EMC Mozy is an example of SaaS. Consumers can leverage the Mozy console to perform automatic, secured, online backup and recovery of their data with ease. Salesforce.com is a provider of SaaS-based CRM applications, such as Sales Cloud and Service Cloud.
In a public cloud model, the cloud infrastructure is provisioned for open use by the general public. It may be owned, managed, and operated by a business, academic, or government organization, or some combination of them. It exists on the premises of the cloud provider.
Consumers use the cloud services offered by the providers via the Internet and pay metered usage charges or subscription fees. An advantage of the public cloud is its low capital cost with enormous scalability. However, for consumers, these benefits come with certain risks: no control over the resources in the cloud, the security of confidential data, network performance, and interoperability issues. Popular public cloud service providers are Amazon, Google, and Salesforce.com.
In a private cloud model, the cloud infrastructure is provisioned for exclusive use by a single organization comprising multiple consumers (for example, business units). It may be owned, managed, and operated by the organization, a third party, or some combination of them, and it may exist on or off premises.

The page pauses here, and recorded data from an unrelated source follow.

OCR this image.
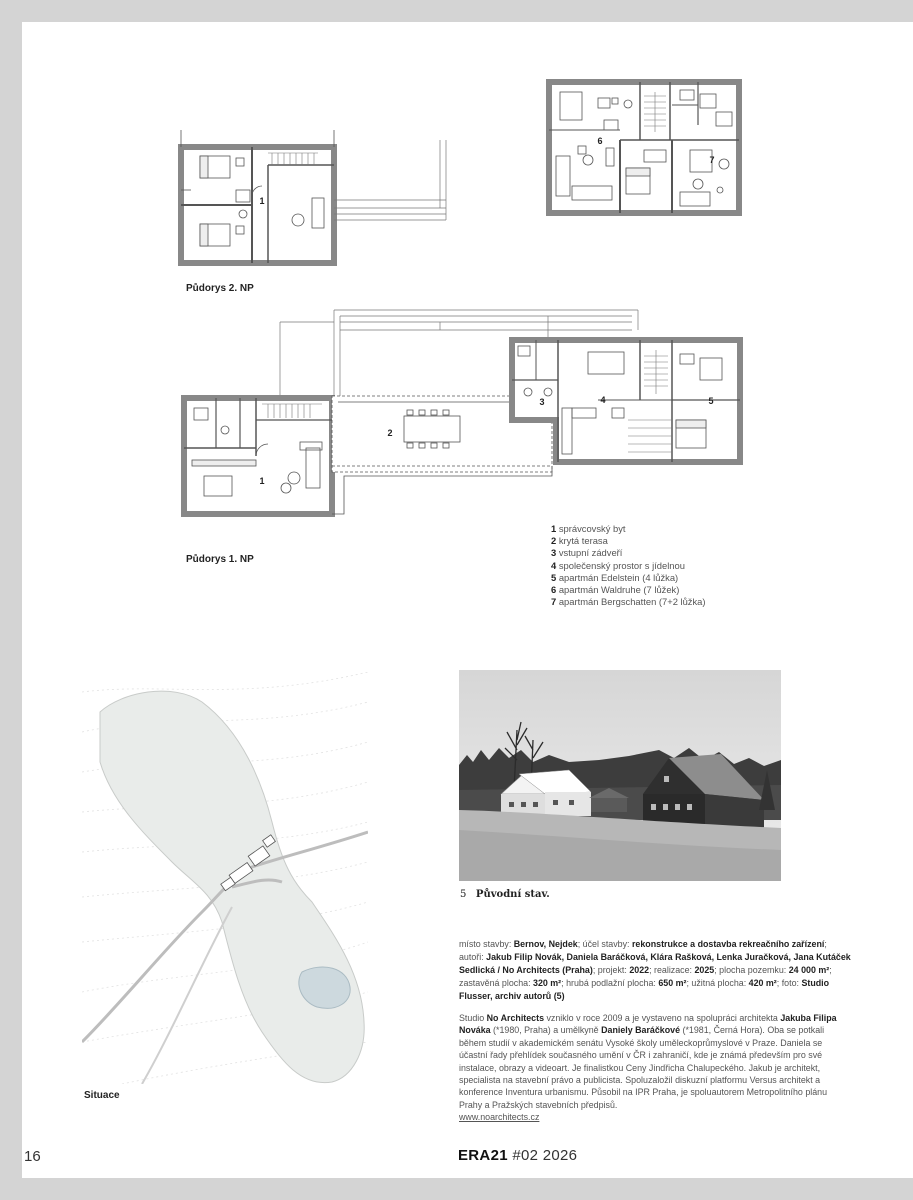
1
6
7
2
1
3	4	5
Půdorys 2. NP
Půdorys 1. NP
1 správcovský byt
2 krytá terasa
3 vstupní zádveří
4 společenský prostor s jídelnou
5 apartmán Edelstein (4 lůžka)
6 apartmán Waldruhe (7 lůžek)
7 apartmán Bergschatten (7+2 lůžka)
Situace
5 Původní stav.
místo stavby: Bernov, Nejdek; účel stavby: rekonstrukce a dostavba rekreačního zařízení; autoři: Jakub Filip Novák, Daniela Baráčková, Klára Rašková, Lenka Juračková, Jana Kutáček Sedlická / No Architects (Praha); projekt: 2022; realizace: 2025; plocha pozemku: 24 000 m²; zastavěná plocha: 320 m²; hrubá podlažní plocha: 650 m²; užitná plocha: 420 m²; foto: Studio Flusser, archiv autorů (5)
Studio No Architects vzniklo v roce 2009 a je vystaveno na spolupráci architekta Jakuba Filipa Nováka (*1980, Praha) a umělkyně Daniely Baráčkové (*1981, Černá Hora). Oba se potkali během studií v akademickém senátu Vysoké školy uměleckoprůmyslové v Praze. Daniela se účastní řady přehlídek současného umění v ČR i zahraničí, kde je známá především pro své instalace, obrazy a videoart. Je finalistkou Ceny Jindřicha Chalupeckého. Jakub je architekt, specialista na stavební právo a publicista. Spoluzaložil diskuzní platformu Versus architekt a konference Inventura urbanismu. Působil na IPR Praha, je spoluautorem Metropolitního plánu Prahy a Pražských stavebních předpisů.
www.noarchitects.cz
16	ERA21 #02 2026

Following are two variations to the private cloud model:
- On-premise private cloud: The on-premise private cloud, also known as internal cloud, is hosted by an organization within its own data centers . This model enables organizations to standardize their cloud service management processes and security, although this model has limitations in terms of size and resource scalability. Organizations would also need to incur the capital and operational costs for the physical resources. This is best suited for organizations that require complete control over their applications, infrastructure configurations, and security mechanisms.
- Externally hosted private cloud: This type of private cloud is hosted external to an organization and is managed by a third-party organization. The third-party organization facilitates an exclusive cloud environment for a specific organization with full guarantee of privacy and confidentiality.

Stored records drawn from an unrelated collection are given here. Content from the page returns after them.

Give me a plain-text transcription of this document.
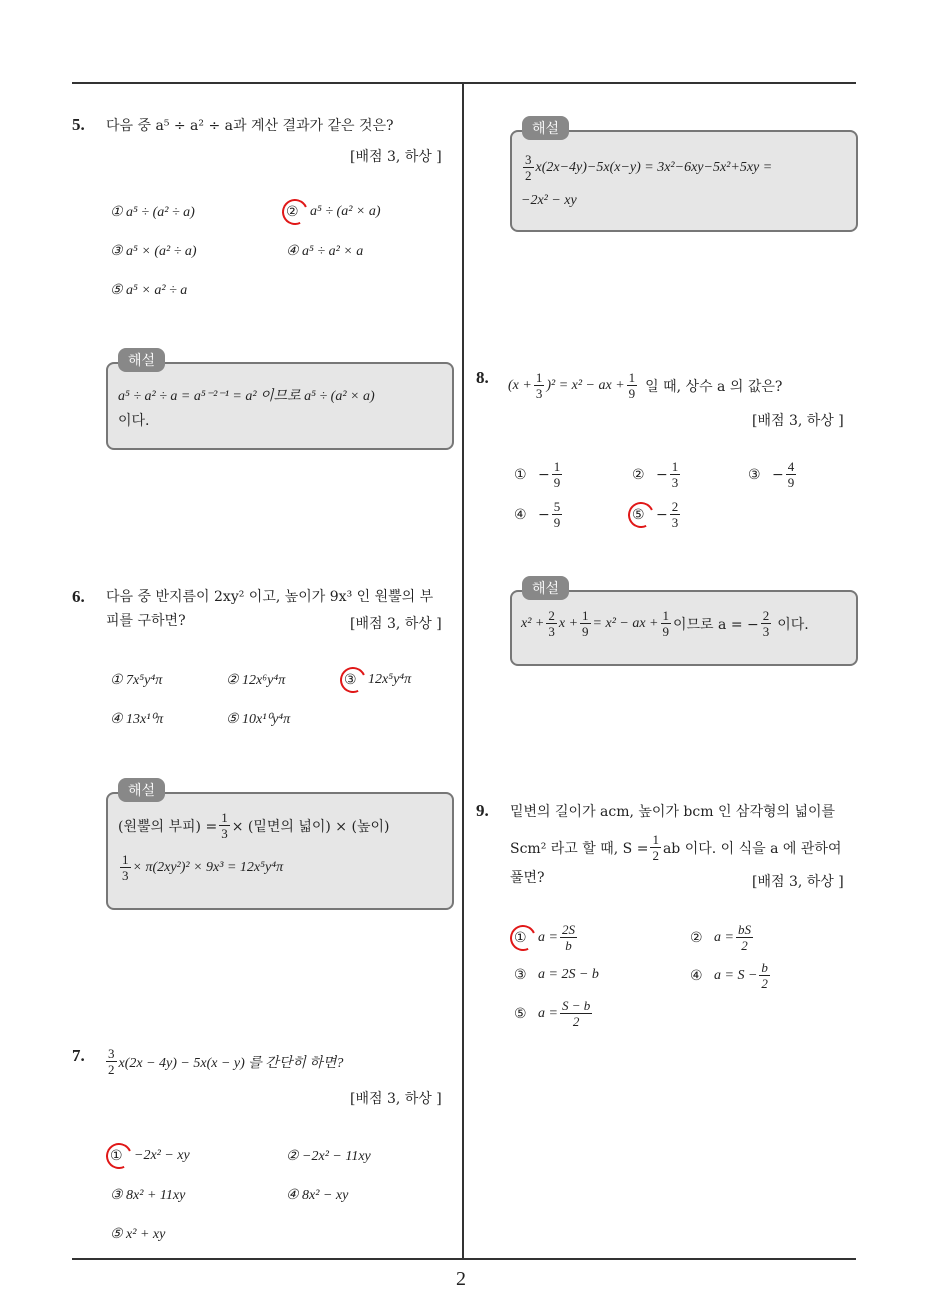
2
5. 다음 중 a⁵ ÷ a² ÷ a과 계산 결과가 같은 것은?
[배점 3, 하상 ]
① a⁵ ÷ (a² ÷ a)	② a⁵ ÷ (a² × a)
③ a⁵ × (a² ÷ a)	④ a⁵ ÷ a² × a
⑤ a⁵ × a² ÷ a
해설
a⁵ ÷ a² ÷ a = a⁵⁻²⁻¹ = a² 이므로 a⁵ ÷ (a² × a)
이다.
6. 다음 중 반지름이 2xy² 이고, 높이가 9x³ 인 원뿔의 부
피를 구하면?	[배점 3, 하상 ]
① 7x⁵y⁴π	② 12x⁶y⁴π	③ 12x⁵y⁴π
④ 13x¹⁰π	⑤ 10x¹⁰y⁴π
해설
(원뿔의 부피) = $\frac{1}{3}$ × (밑면의 넓이) × (높이)
$\frac{1}{3} \times \pi(2xy^2)^2 \times 9x^3 = 12x^5y^4\pi$
7. $\frac{3}{2} x(2x - 4y) - 5x(x - y)$ 를 간단히 하면?
[배점 3, 하상 ]
① −2x² − xy	② −2x² − 11xy
③ 8x² + 11xy	④ 8x² − xy
⑤ x² + xy
해설
$\frac{3}{2} x(2x-4y)-5x(x-y) = 3x^2-6xy-5x^2+5xy$ =
−2x² − xy
8. $(x + \frac{1}{3} )^2 = x^2$ − ax + $\frac{1}{9}$ 일 때, 상수 a 의 값은?
[배점 3, 하상 ]
① − $\frac{1}{9}$	② − $\frac{1}{3}$	③ − $\frac{4}{9}$
④ − $\frac{5}{9}$	⑤ − $\frac{2}{3}$
해설
$x^2 + \frac{2}{3}$ $x + \frac{1}{9} = x^2$ − ax + $\frac{1}{9}$ 이므로 a = − $\frac{2}{3}$ 이다.
9. 밑변의 길이가 acm, 높이가 bcm 인 삼각형의 넓이를
Scm² 라고 할 때, $S = \frac{1}{2}$ ab 이다. 이 식을 a 에 관하여
풀면?	[배점 3, 하상 ]
① $a = \frac{2S}{b}$	② $a = \frac{bS}{2}$
③ a = 2S − b	④ $a = S - \frac{b}{2}$
⑤ $a = \frac{S - b}{2}$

In a community cloud model, the cloud infrastructure is provisioned for exclusive use by a specific community of consumers from organizations that have shared concerns (for example, mission, security requirements, policy, and compliance considerations). It may be owned, managed, and operated by one or more of the organizations in the community, a third party, or some combination of them, and it may exist on or off premises.

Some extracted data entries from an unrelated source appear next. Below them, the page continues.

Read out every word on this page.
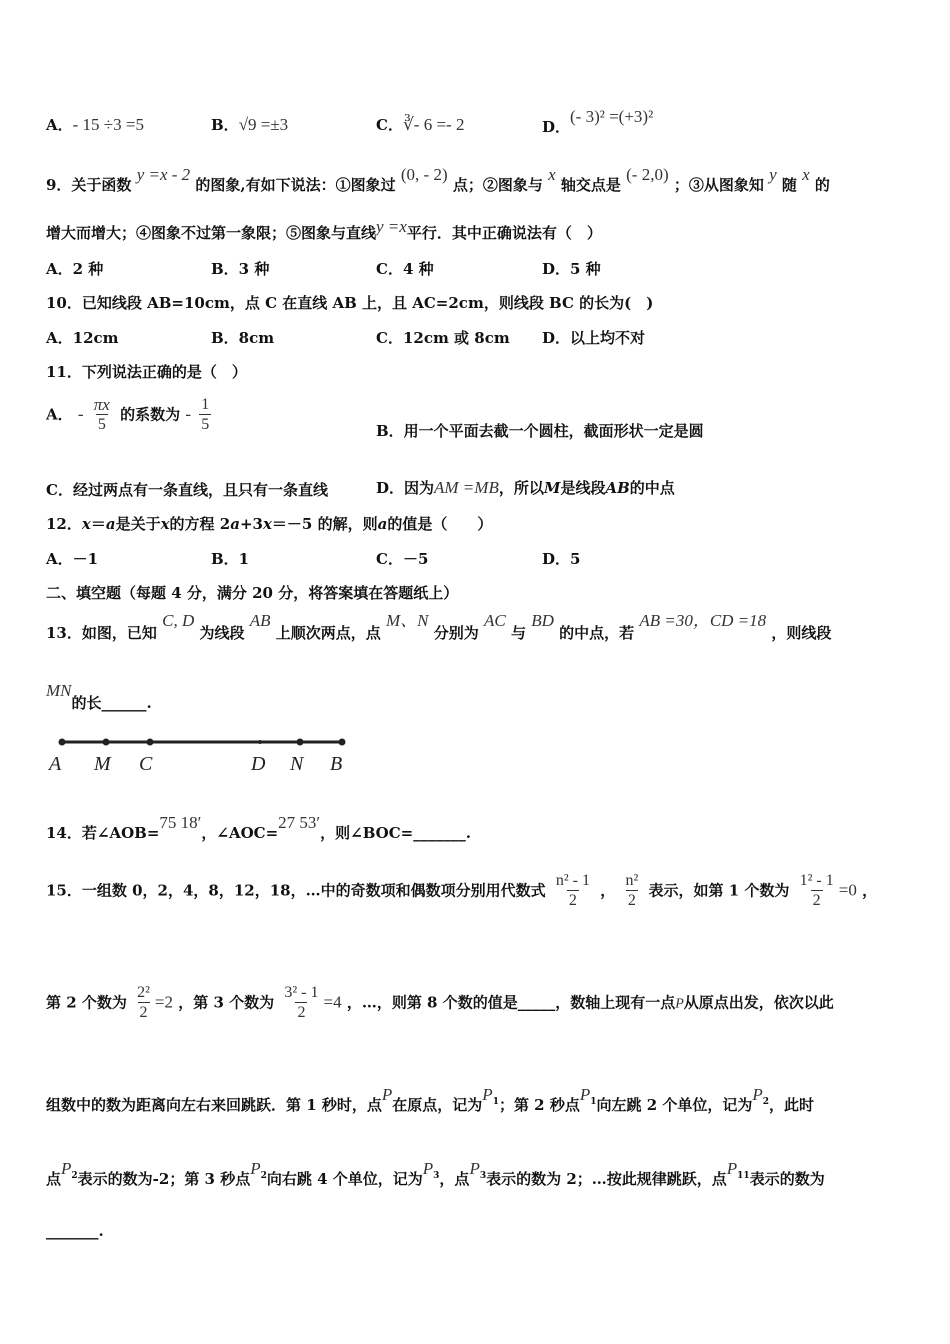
A．- 15 ÷3 =5	B．√9 =±3	C．∛- 6 =- 2	D．(- 3)² =(+3)²
9．关于函数 y =x - 2 的图象,有如下说法：①图象过 (0, - 2) 点；②图象与 x 轴交点是 (- 2,0) ；③从图象知 y 随 x 的
增大而增大；④图象不过第一象限；⑤图象与直线y =x平行．其中正确说法有（　）
A．2 种	B．3 种	C．4 种	D．5 种
10．已知线段 AB=10cm，点 C 在直线 AB 上，且 AC=2cm，则线段 BC 的长为(　)
A．12cm	B．8cm	C．12cm 或 8cm D．以上均不对
11．下列说法正确的是（　）
A． - $\frac{\pi x}{5}$ 的系数为 - $\frac{1}{5}$	B．用一个平面去截一个圆柱，截面形状一定是圆
C．经过两点有一条直线，且只有一条直线	D．因为AM =MB，所以M是线段AB的中点
12．x＝a是关于x的方程 2a+3x＝－5 的解，则a的值是（　　）
A．－1	B．1	C．－5	D．5
二、填空题（每题 4 分，满分 20 分，将答案填在答题纸上）
13．如图，已知 C, D 为线段 AB 上顺次两点，点 M、N 分别为 AC 与 BD 的中点，若 AB =30，CD =18 ，则线段
MN的长______.
A M C	D N B
14．若∠AOB=75 18′，∠AOC=27 53′，则∠BOC=_______.
15．一组数 0，2，4，8，12，18，…中的奇数项和偶数项分别用代数式 $\frac{\text{n² - 1}}{2}$ ， $\frac{\text{n²}}{2}$ 表示，如第 1 个数为 $\frac{\text{1² - 1}}{2} =0$ ，
第 2 个数为 $\frac{\text{2²}}{2} =2$ ，第 3 个数为 $\frac{\text{3² - 1}}{2} =4$ ，…，则第 8 个数的值是_____，数轴上现有一点P从原点出发，依次以此
组数中的数为距离向左右来回跳跃．第 1 秒时，点P在原点，记为$P_1$；第 2 秒点$P_1$向左跳 2 个单位，记为$P_2$，此时
点$P_2$表示的数为-2；第 3 秒点$P_2$向右跳 4 个单位，记为$P_3$，点$P_3$表示的数为 2；…按此规律跳跃，点$P_{11}$表示的数为
_______.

In a community cloud, the costs spread over to fewer consumers than a public cloud. Hence, this option is more expensive but might offer a higher level of privacy, security, and compliance. The community cloud also offers organizations access to a vast pool of resources compared to the private cloud. An example in which a community cloud could be useful is government agencies. If various agencies within the government operate under similar guidelines, they could all share the same infrastructure and lower their individual agency's investment.
In a hybrid cloud model, the cloud infrastructure is a composition of two or more distinct cloud infrastructures (private, community, or public) that remain unique entities, but are bound together by standardized or proprietary technology that enables data and application portability (for example, cloud bursting for load balancing between clouds).